To start with, Donna Watts-Brighthaupt, the woman Barry was allegedly stalking, wasn’t just his ex-girlfriend. She was also his employee, receiving thousands of dollars from the D.C. Council for producing reports. The investigation discovered, however, that portions of those reports were plagiarized from the Internet. According to the report, Barry received a cut of each of Watts-Brighthaupt’s paychecks for her dubious work.
Watts-Brighthaupt wasn’t the only employee with whom Barry tried to mix business and pleasure, according to Sharon Wise, who previously worked on an alcohol rehabilitation program in Ward 8 for the Council. Wise claims Barry sexually propositioned her “probably 562 times,” and was soon fired after she approached the Inspector General with her concerns.
Barry’s colleagues on the D.C. Council should forward the report to the United States Attorney’s Office and push them to investigate the alleged criminal activity. The outlook for prosecution might not seem positive—after all, many of these allegations have been around since the summer, and the U.S. Attorney is not known to be investigating Barry. But with a new U.S. Attorney appointed for the District just last week, the case has a better shot at receiving the investigation it merits.

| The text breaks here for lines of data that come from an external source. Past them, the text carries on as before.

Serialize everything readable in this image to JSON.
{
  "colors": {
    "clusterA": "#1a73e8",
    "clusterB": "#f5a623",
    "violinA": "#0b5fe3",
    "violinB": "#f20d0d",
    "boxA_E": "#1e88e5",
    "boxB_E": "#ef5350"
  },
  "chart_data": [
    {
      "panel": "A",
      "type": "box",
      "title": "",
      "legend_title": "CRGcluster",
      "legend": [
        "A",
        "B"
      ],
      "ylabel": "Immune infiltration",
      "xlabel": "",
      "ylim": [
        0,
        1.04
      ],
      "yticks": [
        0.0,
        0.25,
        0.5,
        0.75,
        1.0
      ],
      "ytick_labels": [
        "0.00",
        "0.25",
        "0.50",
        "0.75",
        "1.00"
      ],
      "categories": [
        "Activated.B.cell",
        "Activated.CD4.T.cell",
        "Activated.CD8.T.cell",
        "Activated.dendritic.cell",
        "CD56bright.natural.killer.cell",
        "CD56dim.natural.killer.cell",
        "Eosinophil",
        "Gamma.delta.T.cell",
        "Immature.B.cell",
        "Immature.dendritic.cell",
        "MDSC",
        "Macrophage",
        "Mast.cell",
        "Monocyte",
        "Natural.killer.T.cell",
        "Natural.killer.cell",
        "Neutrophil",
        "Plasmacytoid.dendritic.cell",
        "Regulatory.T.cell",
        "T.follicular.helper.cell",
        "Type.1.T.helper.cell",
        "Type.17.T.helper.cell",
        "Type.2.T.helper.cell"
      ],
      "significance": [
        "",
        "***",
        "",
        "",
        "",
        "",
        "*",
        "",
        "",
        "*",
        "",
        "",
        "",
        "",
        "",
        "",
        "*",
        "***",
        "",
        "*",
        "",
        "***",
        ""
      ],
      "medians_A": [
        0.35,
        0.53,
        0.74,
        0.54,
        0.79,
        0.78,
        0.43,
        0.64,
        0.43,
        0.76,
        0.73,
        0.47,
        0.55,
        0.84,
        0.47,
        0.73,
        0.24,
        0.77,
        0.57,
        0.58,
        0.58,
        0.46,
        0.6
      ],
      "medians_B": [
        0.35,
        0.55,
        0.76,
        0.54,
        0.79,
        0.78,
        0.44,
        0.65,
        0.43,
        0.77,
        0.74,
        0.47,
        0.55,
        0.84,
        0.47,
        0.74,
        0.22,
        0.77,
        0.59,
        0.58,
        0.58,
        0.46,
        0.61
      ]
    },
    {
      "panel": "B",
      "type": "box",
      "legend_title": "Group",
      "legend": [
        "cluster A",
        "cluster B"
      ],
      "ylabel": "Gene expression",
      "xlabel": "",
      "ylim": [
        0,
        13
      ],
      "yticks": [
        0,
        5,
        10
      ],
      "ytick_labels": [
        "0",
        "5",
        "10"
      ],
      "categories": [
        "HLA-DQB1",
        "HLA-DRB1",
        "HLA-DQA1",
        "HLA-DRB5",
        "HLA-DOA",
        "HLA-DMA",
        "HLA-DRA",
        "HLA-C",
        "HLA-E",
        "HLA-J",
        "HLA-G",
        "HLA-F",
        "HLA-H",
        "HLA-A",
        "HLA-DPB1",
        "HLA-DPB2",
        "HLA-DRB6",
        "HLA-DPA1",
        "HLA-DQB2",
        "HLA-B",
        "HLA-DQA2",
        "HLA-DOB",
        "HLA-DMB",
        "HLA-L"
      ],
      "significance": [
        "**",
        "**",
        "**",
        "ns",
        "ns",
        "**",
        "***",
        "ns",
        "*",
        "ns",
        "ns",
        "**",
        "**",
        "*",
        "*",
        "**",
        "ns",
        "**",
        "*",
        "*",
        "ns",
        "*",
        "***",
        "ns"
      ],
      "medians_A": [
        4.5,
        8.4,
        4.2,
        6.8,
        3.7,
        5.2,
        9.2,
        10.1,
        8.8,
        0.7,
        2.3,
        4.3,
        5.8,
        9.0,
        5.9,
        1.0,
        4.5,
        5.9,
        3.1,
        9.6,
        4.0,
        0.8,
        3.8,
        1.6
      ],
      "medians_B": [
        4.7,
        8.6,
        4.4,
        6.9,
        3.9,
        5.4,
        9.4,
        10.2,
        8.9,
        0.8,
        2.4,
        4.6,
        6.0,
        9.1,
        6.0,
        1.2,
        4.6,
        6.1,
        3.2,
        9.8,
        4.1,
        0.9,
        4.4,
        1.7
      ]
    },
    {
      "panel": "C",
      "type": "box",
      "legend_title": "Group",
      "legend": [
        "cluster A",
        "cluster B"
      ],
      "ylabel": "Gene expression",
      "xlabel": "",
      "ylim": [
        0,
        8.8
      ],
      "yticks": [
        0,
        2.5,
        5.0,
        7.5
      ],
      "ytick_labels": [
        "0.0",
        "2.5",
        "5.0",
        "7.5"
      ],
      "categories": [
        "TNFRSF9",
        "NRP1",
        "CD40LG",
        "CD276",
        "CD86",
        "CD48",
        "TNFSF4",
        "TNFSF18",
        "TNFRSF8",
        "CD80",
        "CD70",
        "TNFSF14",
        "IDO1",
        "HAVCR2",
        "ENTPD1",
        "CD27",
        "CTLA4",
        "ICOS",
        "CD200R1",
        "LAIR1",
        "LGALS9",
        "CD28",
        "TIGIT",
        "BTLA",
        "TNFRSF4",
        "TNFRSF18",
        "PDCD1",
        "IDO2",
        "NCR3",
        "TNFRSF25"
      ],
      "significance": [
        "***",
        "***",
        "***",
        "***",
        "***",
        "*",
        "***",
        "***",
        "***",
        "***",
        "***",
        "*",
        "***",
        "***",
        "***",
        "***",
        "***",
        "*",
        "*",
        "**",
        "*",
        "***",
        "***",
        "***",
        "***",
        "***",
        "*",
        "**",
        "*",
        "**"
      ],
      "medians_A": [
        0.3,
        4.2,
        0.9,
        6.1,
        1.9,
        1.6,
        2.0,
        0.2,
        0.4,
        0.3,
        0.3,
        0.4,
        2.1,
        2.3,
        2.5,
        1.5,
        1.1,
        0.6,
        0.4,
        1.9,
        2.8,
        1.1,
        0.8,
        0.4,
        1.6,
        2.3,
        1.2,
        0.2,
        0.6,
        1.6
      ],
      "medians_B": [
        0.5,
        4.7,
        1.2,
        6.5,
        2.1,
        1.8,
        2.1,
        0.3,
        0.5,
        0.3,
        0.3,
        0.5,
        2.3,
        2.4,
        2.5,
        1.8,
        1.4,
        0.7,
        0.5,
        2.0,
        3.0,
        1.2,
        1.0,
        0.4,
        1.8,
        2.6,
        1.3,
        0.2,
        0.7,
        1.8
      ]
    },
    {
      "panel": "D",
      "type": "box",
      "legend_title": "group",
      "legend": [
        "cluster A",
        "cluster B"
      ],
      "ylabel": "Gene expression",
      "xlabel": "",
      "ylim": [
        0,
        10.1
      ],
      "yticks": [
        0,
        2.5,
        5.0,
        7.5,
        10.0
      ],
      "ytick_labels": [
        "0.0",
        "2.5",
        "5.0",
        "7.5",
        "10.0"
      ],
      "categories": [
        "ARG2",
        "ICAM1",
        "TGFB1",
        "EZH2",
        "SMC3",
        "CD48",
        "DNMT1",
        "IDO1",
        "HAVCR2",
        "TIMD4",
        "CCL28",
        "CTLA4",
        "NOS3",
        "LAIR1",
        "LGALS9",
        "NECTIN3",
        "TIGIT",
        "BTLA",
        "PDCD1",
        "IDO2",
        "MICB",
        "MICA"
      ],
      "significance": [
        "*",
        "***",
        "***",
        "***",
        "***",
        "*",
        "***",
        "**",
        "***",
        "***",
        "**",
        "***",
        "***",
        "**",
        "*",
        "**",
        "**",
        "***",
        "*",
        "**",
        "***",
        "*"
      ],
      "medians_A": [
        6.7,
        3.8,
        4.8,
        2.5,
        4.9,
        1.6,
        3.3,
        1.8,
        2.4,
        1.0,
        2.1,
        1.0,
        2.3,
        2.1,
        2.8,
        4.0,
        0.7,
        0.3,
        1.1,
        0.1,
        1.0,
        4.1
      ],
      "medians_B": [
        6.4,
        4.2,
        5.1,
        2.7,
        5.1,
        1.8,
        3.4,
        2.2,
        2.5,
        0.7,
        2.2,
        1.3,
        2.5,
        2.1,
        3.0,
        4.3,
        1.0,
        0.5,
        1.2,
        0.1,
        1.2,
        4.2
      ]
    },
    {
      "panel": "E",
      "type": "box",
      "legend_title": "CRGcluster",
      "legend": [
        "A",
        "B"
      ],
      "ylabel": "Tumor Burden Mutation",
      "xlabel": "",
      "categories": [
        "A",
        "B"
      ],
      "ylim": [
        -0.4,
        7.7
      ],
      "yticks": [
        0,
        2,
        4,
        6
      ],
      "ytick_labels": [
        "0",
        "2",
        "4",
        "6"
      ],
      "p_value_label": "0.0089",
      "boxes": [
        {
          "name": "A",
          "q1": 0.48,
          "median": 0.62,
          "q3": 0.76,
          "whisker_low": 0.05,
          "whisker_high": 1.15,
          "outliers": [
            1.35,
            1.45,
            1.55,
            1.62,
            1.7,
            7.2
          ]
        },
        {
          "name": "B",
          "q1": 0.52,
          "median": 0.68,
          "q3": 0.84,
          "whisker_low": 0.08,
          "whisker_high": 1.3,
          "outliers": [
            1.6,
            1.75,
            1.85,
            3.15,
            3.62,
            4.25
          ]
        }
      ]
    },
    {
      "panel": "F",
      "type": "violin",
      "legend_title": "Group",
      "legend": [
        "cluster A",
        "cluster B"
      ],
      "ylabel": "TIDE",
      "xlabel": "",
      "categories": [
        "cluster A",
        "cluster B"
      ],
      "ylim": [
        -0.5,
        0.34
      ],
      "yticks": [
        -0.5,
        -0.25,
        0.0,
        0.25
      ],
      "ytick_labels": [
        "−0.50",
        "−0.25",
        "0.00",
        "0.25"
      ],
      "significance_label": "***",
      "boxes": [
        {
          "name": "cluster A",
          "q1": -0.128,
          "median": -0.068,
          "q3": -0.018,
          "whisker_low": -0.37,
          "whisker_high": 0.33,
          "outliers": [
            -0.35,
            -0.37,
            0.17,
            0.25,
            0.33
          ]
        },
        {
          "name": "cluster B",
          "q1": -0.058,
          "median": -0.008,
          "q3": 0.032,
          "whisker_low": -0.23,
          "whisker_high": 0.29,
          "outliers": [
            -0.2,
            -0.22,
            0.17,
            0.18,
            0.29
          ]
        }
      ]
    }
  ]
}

While the Council may encourage the U.S. Attorney to prosecute the case and—at the very least—censure him, Barry will only truly be expelled from public life if his constituents repudiate him. The traditional explanation for Barry’s baffling popularity in his ward is that he steers jobs and contracts to a marginalized portion of the city. This is true, to an extent—Barry has been providing residents with work since 1968, when he founded a jobs training program, and as mayor he was instrumental in founding the District’s summer jobs program for teenagers.
After this report, however, Barry is crippled as a councilmember. He will likely lose his chairmanship on the Committee on Housing and Workforce Development. Other councilmembers will be wary of sponsoring future legislation with Barry, lest it be loaded with kickbacks for former girlfriends. This should give pause those who voted for him because of his ability to channel much-needed city money into neighborhoods across the river.
Now that Barry’s improprieties have been revealed, it’s time he resigned. If he won’t do it on his own, the Council and Ward 8 should certainly help him along.